Because I specialize in new construction, a full home inspection is rare.  After all, during the building process a home is inspected at several stages along the way by a certified County Building Inspector.  The inspections include the slab/foundation, plumbing, electrical, and at the homes completion, a Certificate of Occupancy issued.  And, on top of that, most builders offer a 2-10 Home Warranty, that covers 1 year workmanship, 2 year systems, and 10 year structural, so there’s very little need for a buyer to spend their money on an inspection of a newly constructed home.

On the other hand, I strongly encourage all re-sale home buyers to have a complete home inspection done.  From the attached diagram (provided by a local home inspector) you can see that the home is checked out from top to bottom.  A written report is then provided to the home buyer and their real estate agent for review.  Over the years I've had buyers who want to ask the seller to fix every little thing, and others who ask for almost nothing.  So, the real question is, which repairs should you ask for?

There are some things that a home has to have like working plumbing, and in the metro Savannah area a working HVAC system is a must.  Personally, I believe that if something in a home leaks, or there is evidence of a previous leak, it should be looked at by a professional and the seller should take care of any repairs that are needed.  Also, the seller should be prepared to fix anything that comes up as a safety hazard in the report such has unsafe wiring.  I found a great article at HGTV.com that does a really job of outlining things to look for in a home inspection. They surveyed several inspectors around the country and put together the most common problems found in home inspections.  As they said in the article, a qualified home inspector is always your best bet for a thorough home evaluation, but it's a good idea to have a general understanding of what to look out for.  

When asking for repairs, buyers should keep in mind that sellers do not always have the money necessary to make repairs.  In that case, a negotiation to reduce the sales price might be an option.  Also, the buyer can cancel the purchase agreement during the inspection period if the inspection reveals too many issues.  And, sellers should understand that many home buyers are strapped for cash and cannot afford to have repairs made and buy a home all at the same time.  Of course, sellers can say no to any repair that the buyers ask for. 

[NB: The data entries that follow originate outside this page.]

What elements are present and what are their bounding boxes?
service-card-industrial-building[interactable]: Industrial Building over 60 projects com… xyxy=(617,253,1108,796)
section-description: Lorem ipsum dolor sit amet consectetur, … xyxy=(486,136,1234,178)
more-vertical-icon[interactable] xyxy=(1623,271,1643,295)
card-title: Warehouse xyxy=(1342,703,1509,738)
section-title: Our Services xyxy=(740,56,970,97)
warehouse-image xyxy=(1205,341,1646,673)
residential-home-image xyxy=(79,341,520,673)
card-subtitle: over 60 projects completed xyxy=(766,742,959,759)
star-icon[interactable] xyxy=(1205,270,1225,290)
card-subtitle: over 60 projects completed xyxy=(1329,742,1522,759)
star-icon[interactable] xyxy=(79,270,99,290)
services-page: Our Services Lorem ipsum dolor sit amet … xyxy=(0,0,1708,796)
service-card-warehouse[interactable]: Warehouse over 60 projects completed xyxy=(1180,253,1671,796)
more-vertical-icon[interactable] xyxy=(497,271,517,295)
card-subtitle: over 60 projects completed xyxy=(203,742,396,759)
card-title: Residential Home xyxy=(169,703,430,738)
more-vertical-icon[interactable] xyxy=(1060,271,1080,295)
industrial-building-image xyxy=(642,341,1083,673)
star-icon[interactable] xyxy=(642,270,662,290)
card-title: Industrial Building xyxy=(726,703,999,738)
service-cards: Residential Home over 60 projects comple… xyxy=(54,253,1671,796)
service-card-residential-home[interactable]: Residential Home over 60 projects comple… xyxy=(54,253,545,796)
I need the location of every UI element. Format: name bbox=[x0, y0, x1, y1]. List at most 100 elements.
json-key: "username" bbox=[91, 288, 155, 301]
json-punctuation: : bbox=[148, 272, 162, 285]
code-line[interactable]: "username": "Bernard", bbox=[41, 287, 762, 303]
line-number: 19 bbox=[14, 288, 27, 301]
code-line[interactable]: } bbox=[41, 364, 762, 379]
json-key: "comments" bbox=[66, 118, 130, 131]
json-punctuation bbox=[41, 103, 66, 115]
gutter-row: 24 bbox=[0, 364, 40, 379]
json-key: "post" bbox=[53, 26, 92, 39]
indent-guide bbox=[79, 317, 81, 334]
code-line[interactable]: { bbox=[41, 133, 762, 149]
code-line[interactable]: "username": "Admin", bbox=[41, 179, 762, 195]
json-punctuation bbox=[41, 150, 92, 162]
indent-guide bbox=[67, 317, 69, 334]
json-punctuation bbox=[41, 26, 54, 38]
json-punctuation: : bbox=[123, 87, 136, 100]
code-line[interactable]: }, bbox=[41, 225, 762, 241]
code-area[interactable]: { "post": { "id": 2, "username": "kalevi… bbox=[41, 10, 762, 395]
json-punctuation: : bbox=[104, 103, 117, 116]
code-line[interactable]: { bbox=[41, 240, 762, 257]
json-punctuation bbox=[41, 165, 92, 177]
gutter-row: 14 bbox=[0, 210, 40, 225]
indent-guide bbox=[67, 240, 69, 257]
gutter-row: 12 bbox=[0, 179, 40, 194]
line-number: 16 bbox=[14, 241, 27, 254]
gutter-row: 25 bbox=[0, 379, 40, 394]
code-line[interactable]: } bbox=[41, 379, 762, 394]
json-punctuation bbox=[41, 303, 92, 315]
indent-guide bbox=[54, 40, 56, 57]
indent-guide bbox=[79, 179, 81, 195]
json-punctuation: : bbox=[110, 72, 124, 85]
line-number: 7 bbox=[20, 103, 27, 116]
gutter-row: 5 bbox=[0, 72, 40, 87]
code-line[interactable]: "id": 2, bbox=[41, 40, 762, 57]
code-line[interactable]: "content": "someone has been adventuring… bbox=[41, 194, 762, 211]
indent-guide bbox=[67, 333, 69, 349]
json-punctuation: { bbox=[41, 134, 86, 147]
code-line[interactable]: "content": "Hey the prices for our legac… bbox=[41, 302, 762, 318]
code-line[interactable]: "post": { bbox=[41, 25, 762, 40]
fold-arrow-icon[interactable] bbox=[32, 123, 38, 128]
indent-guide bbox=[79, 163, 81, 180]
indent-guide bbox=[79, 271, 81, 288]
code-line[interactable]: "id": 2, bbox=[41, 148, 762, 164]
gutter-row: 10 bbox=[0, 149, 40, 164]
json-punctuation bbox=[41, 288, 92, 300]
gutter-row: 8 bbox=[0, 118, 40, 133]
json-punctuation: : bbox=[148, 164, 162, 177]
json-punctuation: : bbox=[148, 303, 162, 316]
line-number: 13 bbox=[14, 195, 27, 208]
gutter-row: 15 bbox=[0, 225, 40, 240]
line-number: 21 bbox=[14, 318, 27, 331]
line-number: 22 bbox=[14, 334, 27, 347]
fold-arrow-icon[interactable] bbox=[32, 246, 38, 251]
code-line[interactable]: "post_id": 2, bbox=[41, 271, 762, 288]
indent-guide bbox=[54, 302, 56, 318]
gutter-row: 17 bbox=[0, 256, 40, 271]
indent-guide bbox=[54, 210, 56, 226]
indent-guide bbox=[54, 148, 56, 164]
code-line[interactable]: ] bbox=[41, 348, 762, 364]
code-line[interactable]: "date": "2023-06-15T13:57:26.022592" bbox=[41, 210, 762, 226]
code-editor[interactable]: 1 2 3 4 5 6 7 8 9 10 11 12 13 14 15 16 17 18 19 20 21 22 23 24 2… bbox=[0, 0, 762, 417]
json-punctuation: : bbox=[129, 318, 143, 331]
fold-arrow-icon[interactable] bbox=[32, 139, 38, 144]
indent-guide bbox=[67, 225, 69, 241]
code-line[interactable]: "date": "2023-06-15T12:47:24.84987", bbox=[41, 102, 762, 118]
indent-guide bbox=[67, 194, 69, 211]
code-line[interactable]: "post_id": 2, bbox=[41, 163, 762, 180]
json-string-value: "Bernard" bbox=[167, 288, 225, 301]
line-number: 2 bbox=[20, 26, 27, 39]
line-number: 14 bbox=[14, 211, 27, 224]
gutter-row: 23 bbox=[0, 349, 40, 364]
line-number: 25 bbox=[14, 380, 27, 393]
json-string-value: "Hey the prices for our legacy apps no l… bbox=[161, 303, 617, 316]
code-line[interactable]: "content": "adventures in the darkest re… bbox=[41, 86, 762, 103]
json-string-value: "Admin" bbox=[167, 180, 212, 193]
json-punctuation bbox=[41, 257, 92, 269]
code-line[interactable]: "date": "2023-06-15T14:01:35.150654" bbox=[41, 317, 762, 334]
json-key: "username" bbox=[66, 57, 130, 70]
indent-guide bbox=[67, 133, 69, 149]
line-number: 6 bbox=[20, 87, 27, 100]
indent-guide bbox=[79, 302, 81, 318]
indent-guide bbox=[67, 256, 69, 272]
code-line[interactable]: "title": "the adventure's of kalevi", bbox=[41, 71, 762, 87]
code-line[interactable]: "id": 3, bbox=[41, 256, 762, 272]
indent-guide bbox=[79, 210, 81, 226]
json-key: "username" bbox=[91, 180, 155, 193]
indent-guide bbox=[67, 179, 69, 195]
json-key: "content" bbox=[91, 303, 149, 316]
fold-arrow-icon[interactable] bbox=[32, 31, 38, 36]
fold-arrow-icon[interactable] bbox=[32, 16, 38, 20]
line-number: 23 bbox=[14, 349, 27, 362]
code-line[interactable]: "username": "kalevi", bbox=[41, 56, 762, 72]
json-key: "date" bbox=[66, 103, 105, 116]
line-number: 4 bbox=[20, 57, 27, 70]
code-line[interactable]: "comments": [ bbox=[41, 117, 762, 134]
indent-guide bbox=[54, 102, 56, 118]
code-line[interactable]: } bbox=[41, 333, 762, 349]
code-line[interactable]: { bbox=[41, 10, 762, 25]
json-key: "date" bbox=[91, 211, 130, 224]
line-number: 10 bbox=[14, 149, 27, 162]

Keep in mind, the point of the home inspection is to know what you are getting into when buying a home.   Just because an inspection uncovers problems, dosen't necessary mean you should not buy the home.   It can be an important tool to help you determine the value of the home and prevent you from overpaying.  Depending on what is uncovered during the inspection, you may want to conduct an additional inspection of the problem area(s) and work with the seller to resolve the issue as part of the offer.  At the same time, an inspection can help sellers identify problems that could cause issues if found out after closing.